Undoubtedly, tactics like these are somewhat unsettling, and the RSU is not the only ones who have taken note of this fact. A Daily Targum article noted recently that the GRC has received 344 complaints from the Better Business Bureau, as well as several lawsuits for allegedly violating the Fair Debt Collection Practices Act and the Telephone Consumer Protection Act. Regardless of whether or not such an approach to debt collection is being carried out by the GRC on the University’s own campus, allegations like these reflect poorly on the collector as a company and should be taken into account by administrators when looking to renew the GRC’s contract.

Yet the University’s relationship with the GRC becomes even more suspect when one considers that the company is allowed 25 percent of the outstanding tuition collected. The idea that the GRC is making such a massive profit of off the debt owed by students to the University is frankly frightening, and probably unnecessary. Ideally, these funds should ultimately find their way back into the University to pay for its own affairs, not end up in the pockets of a private corporation. Allocating money away from other University programs that require attention — of which there are many — seems to do little to serve the interests of our community.
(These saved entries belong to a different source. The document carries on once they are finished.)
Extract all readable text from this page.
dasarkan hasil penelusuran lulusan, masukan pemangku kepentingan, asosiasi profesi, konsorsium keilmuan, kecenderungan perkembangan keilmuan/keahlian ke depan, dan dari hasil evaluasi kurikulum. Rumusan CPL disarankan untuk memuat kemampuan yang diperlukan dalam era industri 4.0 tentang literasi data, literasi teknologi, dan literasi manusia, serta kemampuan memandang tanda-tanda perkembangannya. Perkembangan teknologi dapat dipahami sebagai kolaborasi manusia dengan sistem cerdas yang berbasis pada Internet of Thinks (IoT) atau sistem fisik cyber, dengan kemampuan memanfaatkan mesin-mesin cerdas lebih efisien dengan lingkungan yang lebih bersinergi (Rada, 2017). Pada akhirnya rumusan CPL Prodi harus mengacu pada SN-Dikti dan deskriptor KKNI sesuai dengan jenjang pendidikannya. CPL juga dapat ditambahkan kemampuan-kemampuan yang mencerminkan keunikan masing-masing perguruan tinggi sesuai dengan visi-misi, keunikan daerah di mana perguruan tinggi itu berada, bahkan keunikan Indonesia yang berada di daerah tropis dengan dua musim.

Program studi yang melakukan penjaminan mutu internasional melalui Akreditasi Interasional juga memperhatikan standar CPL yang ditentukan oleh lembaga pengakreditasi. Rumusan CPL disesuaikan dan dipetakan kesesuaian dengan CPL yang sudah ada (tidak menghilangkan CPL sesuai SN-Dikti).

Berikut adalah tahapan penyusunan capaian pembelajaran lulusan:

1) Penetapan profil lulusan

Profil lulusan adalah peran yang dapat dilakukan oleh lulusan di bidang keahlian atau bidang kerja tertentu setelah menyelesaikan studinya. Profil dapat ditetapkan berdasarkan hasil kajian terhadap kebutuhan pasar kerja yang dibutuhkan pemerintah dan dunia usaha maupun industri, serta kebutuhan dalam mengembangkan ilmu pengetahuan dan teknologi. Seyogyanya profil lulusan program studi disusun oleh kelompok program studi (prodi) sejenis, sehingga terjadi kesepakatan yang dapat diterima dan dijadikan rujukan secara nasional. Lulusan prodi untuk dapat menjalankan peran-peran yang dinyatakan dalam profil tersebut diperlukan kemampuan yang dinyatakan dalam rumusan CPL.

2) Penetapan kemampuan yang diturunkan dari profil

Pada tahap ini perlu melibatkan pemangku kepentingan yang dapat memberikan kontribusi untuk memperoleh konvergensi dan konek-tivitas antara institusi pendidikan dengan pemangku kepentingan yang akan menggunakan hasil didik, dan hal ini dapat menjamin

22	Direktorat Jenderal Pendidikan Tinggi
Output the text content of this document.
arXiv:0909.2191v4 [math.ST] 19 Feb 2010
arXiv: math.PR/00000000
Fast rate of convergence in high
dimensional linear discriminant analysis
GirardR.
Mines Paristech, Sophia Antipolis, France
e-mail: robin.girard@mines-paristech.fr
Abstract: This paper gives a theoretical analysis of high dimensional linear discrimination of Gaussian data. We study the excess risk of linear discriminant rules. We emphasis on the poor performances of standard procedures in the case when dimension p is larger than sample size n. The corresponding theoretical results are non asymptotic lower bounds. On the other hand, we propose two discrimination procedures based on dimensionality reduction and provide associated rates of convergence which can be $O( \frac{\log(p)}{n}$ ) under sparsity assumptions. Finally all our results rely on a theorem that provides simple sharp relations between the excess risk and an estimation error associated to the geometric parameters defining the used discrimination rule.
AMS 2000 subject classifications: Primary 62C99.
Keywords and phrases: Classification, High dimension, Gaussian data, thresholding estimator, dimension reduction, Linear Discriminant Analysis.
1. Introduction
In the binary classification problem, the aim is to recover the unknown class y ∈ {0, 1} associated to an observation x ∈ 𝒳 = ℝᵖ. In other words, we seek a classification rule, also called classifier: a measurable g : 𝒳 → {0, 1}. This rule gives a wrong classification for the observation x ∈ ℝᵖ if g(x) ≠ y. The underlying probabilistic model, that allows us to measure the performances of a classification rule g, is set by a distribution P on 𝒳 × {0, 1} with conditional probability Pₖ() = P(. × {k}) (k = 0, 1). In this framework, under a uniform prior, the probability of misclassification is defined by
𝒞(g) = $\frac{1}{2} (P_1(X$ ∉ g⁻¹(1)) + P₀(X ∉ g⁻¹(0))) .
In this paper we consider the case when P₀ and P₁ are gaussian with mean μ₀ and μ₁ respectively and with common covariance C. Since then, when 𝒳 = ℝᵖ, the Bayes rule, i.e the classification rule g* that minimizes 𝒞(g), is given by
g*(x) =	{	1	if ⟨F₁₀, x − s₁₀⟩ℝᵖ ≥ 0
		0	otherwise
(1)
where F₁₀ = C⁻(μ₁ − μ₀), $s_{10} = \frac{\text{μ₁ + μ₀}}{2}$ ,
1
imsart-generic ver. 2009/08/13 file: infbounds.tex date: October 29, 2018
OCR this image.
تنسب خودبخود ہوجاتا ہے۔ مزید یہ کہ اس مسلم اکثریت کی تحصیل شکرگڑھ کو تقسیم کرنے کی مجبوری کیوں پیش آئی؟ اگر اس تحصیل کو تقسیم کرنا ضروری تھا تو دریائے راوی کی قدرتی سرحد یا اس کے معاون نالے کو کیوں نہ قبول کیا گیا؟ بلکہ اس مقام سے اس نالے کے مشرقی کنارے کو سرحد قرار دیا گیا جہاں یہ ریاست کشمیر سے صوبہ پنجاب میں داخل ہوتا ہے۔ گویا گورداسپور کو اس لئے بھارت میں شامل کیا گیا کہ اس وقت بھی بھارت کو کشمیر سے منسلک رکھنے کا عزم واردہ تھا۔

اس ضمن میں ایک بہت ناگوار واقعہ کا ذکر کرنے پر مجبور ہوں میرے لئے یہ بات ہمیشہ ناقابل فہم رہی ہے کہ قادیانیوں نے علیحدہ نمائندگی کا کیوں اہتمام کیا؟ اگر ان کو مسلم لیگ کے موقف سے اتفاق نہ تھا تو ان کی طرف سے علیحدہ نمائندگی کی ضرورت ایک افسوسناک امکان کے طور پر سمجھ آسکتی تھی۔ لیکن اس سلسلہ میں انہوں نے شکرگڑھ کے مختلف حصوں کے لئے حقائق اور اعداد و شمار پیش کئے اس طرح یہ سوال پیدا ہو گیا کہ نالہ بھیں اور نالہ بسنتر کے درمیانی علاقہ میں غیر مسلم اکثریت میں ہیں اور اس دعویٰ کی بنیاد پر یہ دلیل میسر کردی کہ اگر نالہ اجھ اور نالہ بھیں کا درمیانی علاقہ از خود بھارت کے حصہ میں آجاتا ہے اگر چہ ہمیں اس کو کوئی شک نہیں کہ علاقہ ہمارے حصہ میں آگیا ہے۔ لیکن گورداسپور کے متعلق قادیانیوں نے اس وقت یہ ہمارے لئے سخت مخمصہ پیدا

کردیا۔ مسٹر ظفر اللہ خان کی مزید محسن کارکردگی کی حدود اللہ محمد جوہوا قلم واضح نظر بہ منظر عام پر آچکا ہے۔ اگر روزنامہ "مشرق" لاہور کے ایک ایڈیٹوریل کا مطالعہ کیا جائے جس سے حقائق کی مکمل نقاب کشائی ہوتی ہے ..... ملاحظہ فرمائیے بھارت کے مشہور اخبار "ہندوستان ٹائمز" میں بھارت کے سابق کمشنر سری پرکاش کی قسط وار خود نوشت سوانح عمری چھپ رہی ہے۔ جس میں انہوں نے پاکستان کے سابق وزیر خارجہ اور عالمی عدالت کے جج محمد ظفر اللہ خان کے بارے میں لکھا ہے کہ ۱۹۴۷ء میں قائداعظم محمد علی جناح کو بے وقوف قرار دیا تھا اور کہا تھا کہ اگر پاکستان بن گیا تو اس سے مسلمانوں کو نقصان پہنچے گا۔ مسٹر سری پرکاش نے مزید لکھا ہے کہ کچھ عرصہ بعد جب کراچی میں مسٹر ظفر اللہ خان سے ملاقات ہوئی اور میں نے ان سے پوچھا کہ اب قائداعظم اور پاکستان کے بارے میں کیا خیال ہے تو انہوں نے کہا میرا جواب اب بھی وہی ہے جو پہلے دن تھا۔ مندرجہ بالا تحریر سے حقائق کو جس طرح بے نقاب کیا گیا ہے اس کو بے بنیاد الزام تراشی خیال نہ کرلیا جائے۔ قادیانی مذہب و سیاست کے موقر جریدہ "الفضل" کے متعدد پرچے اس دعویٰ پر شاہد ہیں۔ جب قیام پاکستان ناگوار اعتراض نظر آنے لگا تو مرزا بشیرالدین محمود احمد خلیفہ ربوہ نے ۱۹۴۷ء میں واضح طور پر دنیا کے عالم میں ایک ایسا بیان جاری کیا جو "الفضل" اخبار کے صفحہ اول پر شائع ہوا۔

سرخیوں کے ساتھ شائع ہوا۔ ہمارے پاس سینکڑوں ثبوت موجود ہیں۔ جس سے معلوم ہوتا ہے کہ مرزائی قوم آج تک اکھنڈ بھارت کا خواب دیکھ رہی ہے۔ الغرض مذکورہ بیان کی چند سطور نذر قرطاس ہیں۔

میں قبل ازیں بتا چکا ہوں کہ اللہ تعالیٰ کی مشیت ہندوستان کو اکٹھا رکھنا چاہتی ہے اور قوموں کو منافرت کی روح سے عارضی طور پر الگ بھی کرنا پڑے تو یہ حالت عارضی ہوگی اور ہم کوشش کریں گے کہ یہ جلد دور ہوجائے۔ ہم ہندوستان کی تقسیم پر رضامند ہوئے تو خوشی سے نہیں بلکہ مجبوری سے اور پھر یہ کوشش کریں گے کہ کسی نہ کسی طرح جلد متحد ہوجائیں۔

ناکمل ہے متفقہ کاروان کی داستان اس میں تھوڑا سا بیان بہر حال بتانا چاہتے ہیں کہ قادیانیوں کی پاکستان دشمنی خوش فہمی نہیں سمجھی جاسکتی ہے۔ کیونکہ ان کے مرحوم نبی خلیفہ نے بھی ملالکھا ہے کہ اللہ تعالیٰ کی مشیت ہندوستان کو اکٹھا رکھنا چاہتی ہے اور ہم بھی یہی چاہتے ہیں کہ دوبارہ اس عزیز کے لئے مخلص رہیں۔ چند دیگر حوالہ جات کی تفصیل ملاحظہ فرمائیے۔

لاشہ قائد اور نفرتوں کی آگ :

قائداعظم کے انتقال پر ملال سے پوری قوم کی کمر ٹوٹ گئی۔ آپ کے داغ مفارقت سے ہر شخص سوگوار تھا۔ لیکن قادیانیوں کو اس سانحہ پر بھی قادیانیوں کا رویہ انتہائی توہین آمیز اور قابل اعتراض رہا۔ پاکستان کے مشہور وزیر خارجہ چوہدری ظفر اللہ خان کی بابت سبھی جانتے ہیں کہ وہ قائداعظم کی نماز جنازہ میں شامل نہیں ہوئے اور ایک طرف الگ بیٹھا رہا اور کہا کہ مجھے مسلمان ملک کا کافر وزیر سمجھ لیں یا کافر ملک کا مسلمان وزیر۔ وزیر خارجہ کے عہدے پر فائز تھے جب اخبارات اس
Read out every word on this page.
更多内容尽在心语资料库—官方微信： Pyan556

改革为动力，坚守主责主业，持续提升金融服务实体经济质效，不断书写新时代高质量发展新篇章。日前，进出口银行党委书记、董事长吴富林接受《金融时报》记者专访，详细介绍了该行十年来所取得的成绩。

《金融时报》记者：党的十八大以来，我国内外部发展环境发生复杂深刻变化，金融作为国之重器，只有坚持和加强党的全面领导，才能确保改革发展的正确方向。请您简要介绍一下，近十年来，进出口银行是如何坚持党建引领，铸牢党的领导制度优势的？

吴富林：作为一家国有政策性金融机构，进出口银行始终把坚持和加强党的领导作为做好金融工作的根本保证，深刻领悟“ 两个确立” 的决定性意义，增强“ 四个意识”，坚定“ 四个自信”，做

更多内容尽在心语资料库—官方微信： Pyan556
These concerns deserve looking into, and the University would do well to consider doing so. If true, the aforementioned allegations, along with the exorbitant amount of money the GRC is paid for their service, cast the contract as not only questionable, but also potentially destructive. Student loan debt affects an enormous majority of students here on campus, and those struggling to pay their debt off should be given the resources to help them do so — not be further penalized by collection agencies like the GRC.